One of the things that leads to the old behavior and ways of thinking and living is getting too big for my britches. That’s why “recovered” feels uncomfortable. In my gut I know that I’m not recovered, that my continued recovery depends on maintaining myself in a healthy mode, mentally, emotionally, and physically. The gut knows. One of the most valuable things I was told early on in my recovery was “trust your gut.”
And that gets to the point of this article which is, after all, about Mind, Body and Spirit, not addiction and recovery per se. There is nothing mystical about hunches, intuition, and trusting your gut. We are all the sum total of millions — billions — of experiences, and we remember most of them on some level.
We are well-equipped to let our subconscious minds help us out with problems, armed as they are with that wealth of experience, but we often – – if not usually — force ourselves to ignore those gut feelings, the feeling that something is just sort of “icky.” We want to do something, say something, buy something, to fill that empty place inside, and we think up all sorts of ways to justify our wants to ourselves, and ignore the message that our subconscious mind is sending. Then we go on with the self-deception and make up ways to justify whatever it is to others — our partner, our business associates, our sponsors, our friends – – but, ultimately, to ourselves again.
Good, healthy ideas seldom need justification. Feeling a need to explain, to justify, should tell us that something’s wrong somewhere.

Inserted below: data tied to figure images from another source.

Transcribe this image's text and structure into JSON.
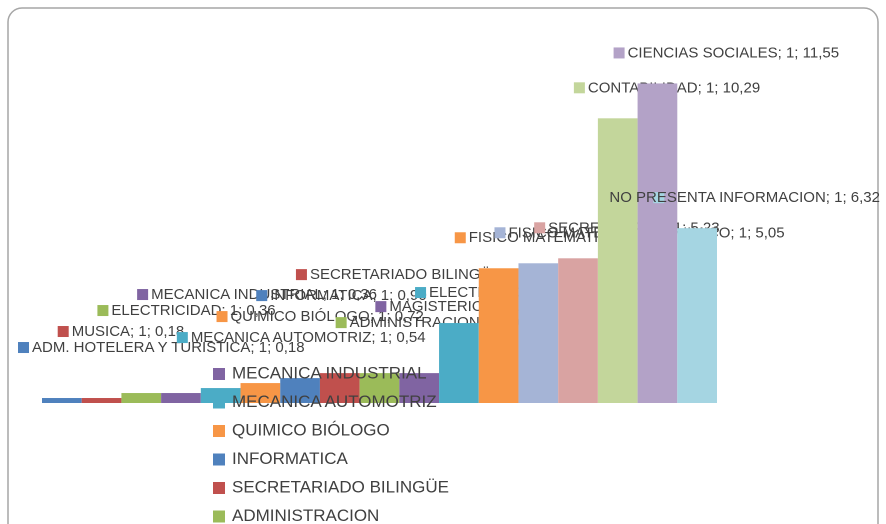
{
  "chart_data": {
    "type": "bar",
    "ylim": [
      0,
      12
    ],
    "series": [
      {
        "name": "ADM. HOTELERA Y TURISTICA",
        "color": "#4f81bd",
        "values": [
          0.18
        ],
        "value_labels": [
          "ADM. HOTELERA Y TURISTICA; 1; 0,18"
        ]
      },
      {
        "name": "MUSICA",
        "color": "#c0504d",
        "values": [
          0.18
        ],
        "value_labels": [
          "MUSICA; 1; 0,18"
        ]
      },
      {
        "name": "ELECTRICIDAD",
        "color": "#9bbb59",
        "values": [
          0.36
        ],
        "value_labels": [
          "ELECTRICIDAD; 1; 0,36"
        ]
      },
      {
        "name": "MECANICA INDUSTRIAL",
        "color": "#8064a2",
        "values": [
          0.36
        ],
        "value_labels": [
          "MECANICA INDUSTRIAL; 1; 0,36"
        ]
      },
      {
        "name": "MECANICA AUTOMOTRIZ",
        "color": "#4bacc6",
        "values": [
          0.54
        ],
        "value_labels": [
          "MECANICA AUTOMOTRIZ; 1; 0,54"
        ]
      },
      {
        "name": "QUIMICO BIÓLOGO",
        "color": "#f79646",
        "values": [
          0.72
        ],
        "value_labels": [
          "QUIMICO BIÓLOGO; 1; 0,72"
        ]
      },
      {
        "name": "INFORMATICA",
        "color": "#4f81bd",
        "values": [
          0.9
        ],
        "value_labels": [
          "INFORMATICA; 1; 0,90"
        ]
      },
      {
        "name": "SECRETARIADO BILINGÜE",
        "color": "#c0504d",
        "values": [
          1.08
        ],
        "value_labels": [
          "SECRETARIADO BILINGÜE; 1; 1,08"
        ]
      },
      {
        "name": "ADMINISTRACION",
        "color": "#9bbb59",
        "values": [
          1.08
        ],
        "value_labels": [
          "ADMINISTRACION; 1; 1,08"
        ]
      },
      {
        "name": "MAGISTERIO",
        "color": "#8064a2",
        "values": [
          1.08
        ],
        "value_labels": [
          "MAGISTERIO; 1; 1,08"
        ]
      },
      {
        "name": "ELECTRONICA",
        "color": "#4bacc6",
        "values": [
          2.89
        ],
        "value_labels": [
          "ELECTRONICA; 1; 2,89"
        ]
      },
      {
        "name": "FISICO MATEMATICO",
        "color": "#f79646",
        "values": [
          4.87
        ],
        "value_labels": [
          "FISICO MATEMATICO; 1; 4,87"
        ]
      },
      {
        "name": "FISICO MATEMATICO QUIMICO",
        "color": "#a5b4d6",
        "values": [
          5.05
        ],
        "value_labels": [
          "FISICO MATEMATICO QUIMICO; 1; 5,05"
        ]
      },
      {
        "name": "SECRETARIADO",
        "color": "#d9a3a2",
        "values": [
          5.23
        ],
        "value_labels": [
          "SECRETARIADO; 1; 5,23"
        ]
      },
      {
        "name": "CONTABILIDAD",
        "color": "#c3d69b",
        "values": [
          10.29
        ],
        "value_labels": [
          "CONTABILIDAD; 1; 10,29"
        ]
      },
      {
        "name": "CIENCIAS SOCIALES",
        "color": "#b3a2c7",
        "values": [
          11.55
        ],
        "value_labels": [
          "CIENCIAS SOCIALES; 1; 11,55"
        ]
      },
      {
        "name": "NO PRESENTA INFORMACION",
        "color": "#a5d5e2",
        "values": [
          6.32
        ],
        "value_labels": [
          "NO PRESENTA INFORMACION; 1; 6,32"
        ]
      }
    ]
  }
}
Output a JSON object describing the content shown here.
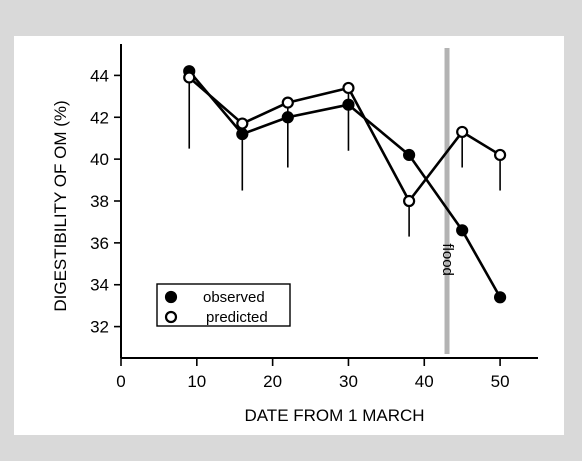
{
  "chart_data": {
    "type": "line",
    "xlabel": "DATE FROM 1 MARCH",
    "ylabel": "DIGESTIBILITY OF OM (%)",
    "xlim": [
      0,
      55
    ],
    "ylim": [
      30.5,
      45.5
    ],
    "x_ticks": [
      0,
      10,
      20,
      30,
      40,
      50
    ],
    "y_ticks": [
      32,
      34,
      36,
      38,
      40,
      42,
      44
    ],
    "grid": false,
    "legend_position": "bottom-left",
    "series": [
      {
        "name": "observed",
        "marker": "filled-circle",
        "color": "#000000",
        "x": [
          9,
          16,
          22,
          30,
          38,
          45,
          50
        ],
        "y": [
          44.2,
          41.2,
          42.0,
          42.6,
          40.2,
          36.6,
          33.4
        ]
      },
      {
        "name": "predicted",
        "marker": "open-circle",
        "color": "#000000",
        "x": [
          9,
          16,
          22,
          30,
          38,
          45,
          50
        ],
        "y": [
          43.9,
          41.7,
          42.7,
          43.4,
          38.0,
          41.3,
          40.2
        ],
        "error_low": [
          40.5,
          38.5,
          39.6,
          40.4,
          36.3,
          39.6,
          38.5
        ]
      }
    ],
    "annotations": [
      {
        "label": "flood",
        "x": 43,
        "style": "vertical-band",
        "color": "#b3b3b3"
      }
    ]
  }
}
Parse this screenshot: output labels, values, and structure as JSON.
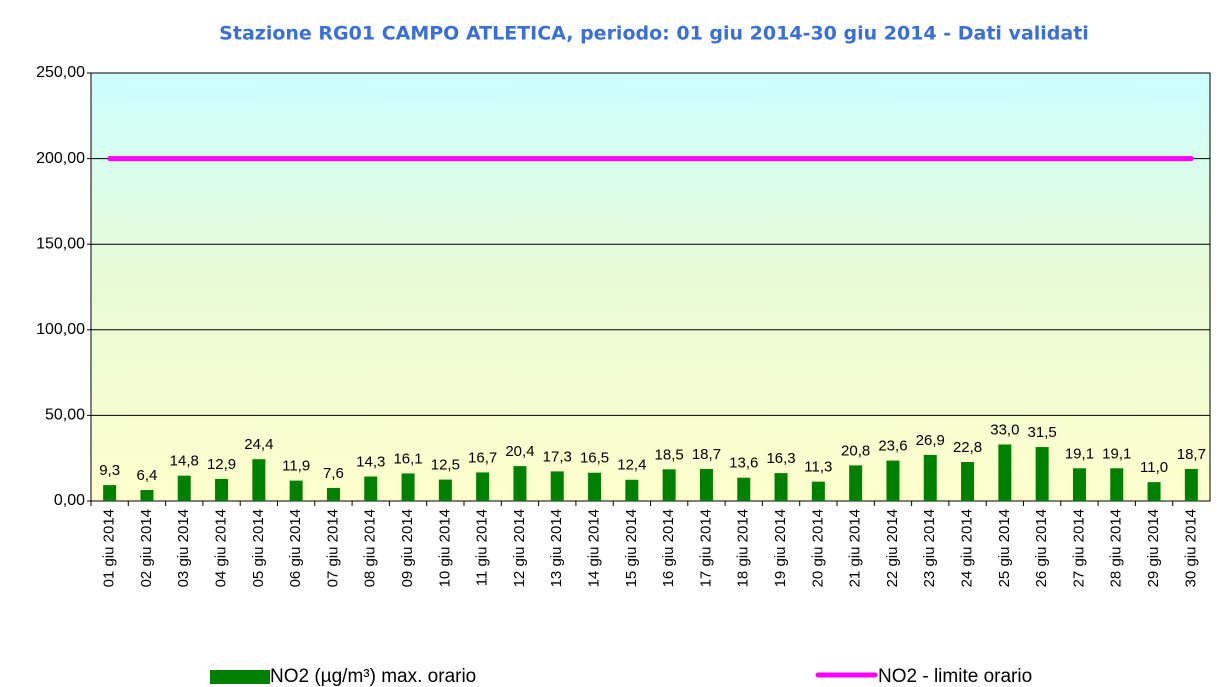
{
  "chart_data": {
    "type": "bar",
    "title": "Stazione RG01 CAMPO ATLETICA, periodo: 01 giu 2014-30 giu 2014 - Dati validati",
    "categories": [
      "01 giu 2014",
      "02 giu 2014",
      "03 giu 2014",
      "04 giu 2014",
      "05 giu 2014",
      "06 giu 2014",
      "07 giu 2014",
      "08 giu 2014",
      "09 giu 2014",
      "10 giu 2014",
      "11 giu 2014",
      "12 giu 2014",
      "13 giu 2014",
      "14 giu 2014",
      "15 giu 2014",
      "16 giu 2014",
      "17 giu 2014",
      "18 giu 2014",
      "19 giu 2014",
      "20 giu 2014",
      "21 giu 2014",
      "22 giu 2014",
      "23 giu 2014",
      "24 giu 2014",
      "25 giu 2014",
      "26 giu 2014",
      "27 giu 2014",
      "28 giu 2014",
      "29 giu 2014",
      "30 giu 2014"
    ],
    "series": [
      {
        "name": "NO2 (µg/m³) max. orario",
        "color": "#008000",
        "type": "bar",
        "values": [
          9.3,
          6.4,
          14.8,
          12.9,
          24.4,
          11.9,
          7.6,
          14.3,
          16.1,
          12.5,
          16.7,
          20.4,
          17.3,
          16.5,
          12.4,
          18.5,
          18.7,
          13.6,
          16.3,
          11.3,
          20.8,
          23.6,
          26.9,
          22.8,
          33.0,
          31.5,
          19.1,
          19.1,
          11.0,
          18.7
        ],
        "value_labels": [
          "9,3",
          "6,4",
          "14,8",
          "12,9",
          "24,4",
          "11,9",
          "7,6",
          "14,3",
          "16,1",
          "12,5",
          "16,7",
          "20,4",
          "17,3",
          "16,5",
          "12,4",
          "18,5",
          "18,7",
          "13,6",
          "16,3",
          "11,3",
          "20,8",
          "23,6",
          "26,9",
          "22,8",
          "33,0",
          "31,5",
          "19,1",
          "19,1",
          "11,0",
          "18,7"
        ]
      },
      {
        "name": "NO2 - limite orario",
        "color": "#ff00ff",
        "type": "line",
        "values": [
          200,
          200,
          200,
          200,
          200,
          200,
          200,
          200,
          200,
          200,
          200,
          200,
          200,
          200,
          200,
          200,
          200,
          200,
          200,
          200,
          200,
          200,
          200,
          200,
          200,
          200,
          200,
          200,
          200,
          200
        ]
      }
    ],
    "ylim": [
      0,
      250
    ],
    "yticks": [
      {
        "value": 0,
        "label": "0,00"
      },
      {
        "value": 50,
        "label": "50,00"
      },
      {
        "value": 100,
        "label": "100,00"
      },
      {
        "value": 150,
        "label": "150,00"
      },
      {
        "value": 200,
        "label": "200,00"
      },
      {
        "value": 250,
        "label": "250,00"
      }
    ],
    "grid": true
  }
}
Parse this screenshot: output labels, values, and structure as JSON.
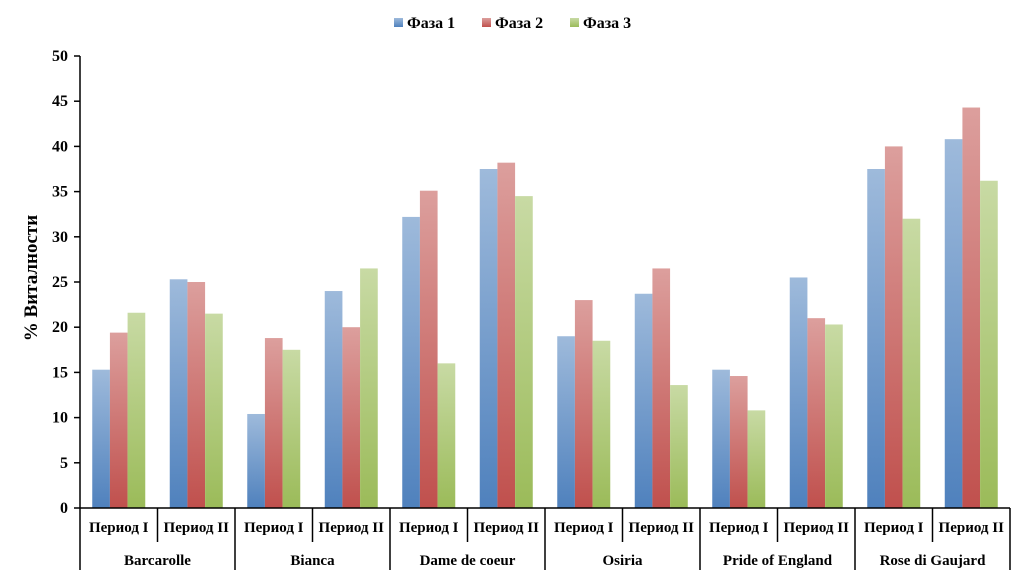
{
  "chart_data": {
    "type": "bar",
    "title": "",
    "ylabel": "% Виталности",
    "ylim": [
      0,
      50
    ],
    "yticks": [
      0,
      5,
      10,
      15,
      20,
      25,
      30,
      35,
      40,
      45,
      50
    ],
    "grid": false,
    "legend_position": "top",
    "groups": [
      {
        "name": "Barcarolle",
        "periods": [
          "Период I",
          "Период II"
        ]
      },
      {
        "name": "Bianca",
        "periods": [
          "Период I",
          "Период II"
        ]
      },
      {
        "name": "Dame de coeur",
        "periods": [
          "Период I",
          "Период II"
        ]
      },
      {
        "name": "Osiria",
        "periods": [
          "Период I",
          "Период II"
        ]
      },
      {
        "name": "Pride of England",
        "periods": [
          "Период I",
          "Период II"
        ]
      },
      {
        "name": "Rose di Gaujard",
        "periods": [
          "Период I",
          "Период II"
        ]
      }
    ],
    "series": [
      {
        "name": "Фаза 1",
        "color": "#4f81bd",
        "values": [
          15.3,
          25.3,
          10.4,
          24.0,
          32.2,
          37.5,
          19.0,
          23.7,
          15.3,
          25.5,
          37.5,
          40.8
        ]
      },
      {
        "name": "Фаза 2",
        "color": "#c0504d",
        "values": [
          19.4,
          25.0,
          18.8,
          20.0,
          35.1,
          38.2,
          23.0,
          26.5,
          14.6,
          21.0,
          40.0,
          44.3
        ]
      },
      {
        "name": "Фаза 3",
        "color": "#9bbb59",
        "values": [
          21.6,
          21.5,
          17.5,
          26.5,
          16.0,
          34.5,
          18.5,
          13.6,
          10.8,
          20.3,
          32.0,
          36.2
        ]
      }
    ]
  }
}
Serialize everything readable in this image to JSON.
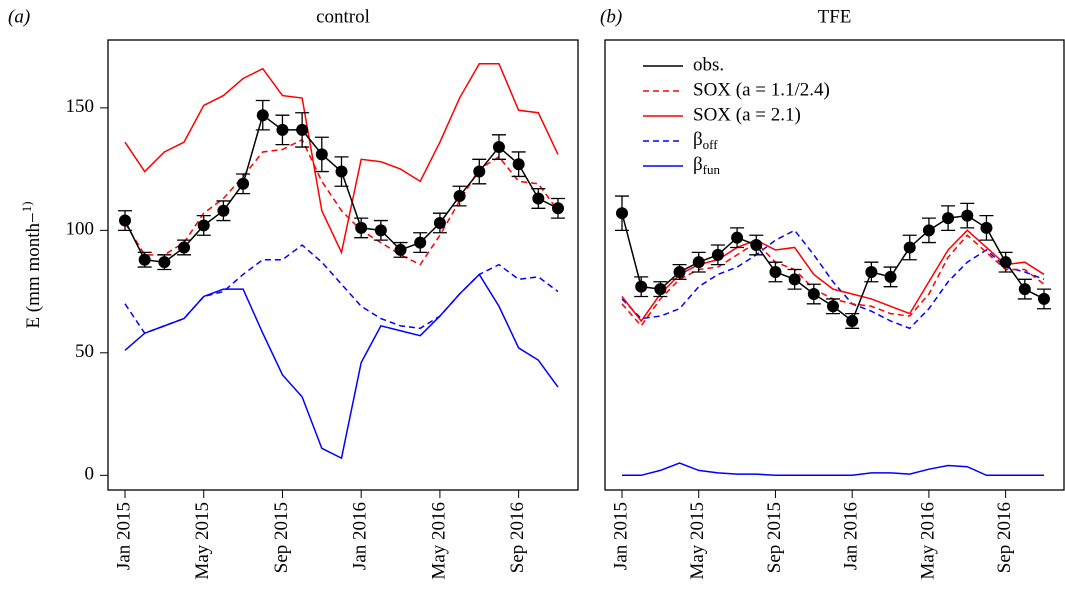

It may simply be a neurotic need on our part to assure ourselves and everyone else that we’re really OK, but there’s also an excellent possibility that we’re about to venture where we should fear to tread, guided by the child inside who is telling us it’s OK because I Want, I Want, I Want. In either case, there are two possible clues: the urge to hide whatever it is, or the urge to justify it. Both should set off our alarms: King Baby Alert! King Baby Alert!
So that’s my message to you. Forget about the “should haves,” and “ought tos.” Learn to trust your gut instead, and live accordingly. A happier life is guaranteed.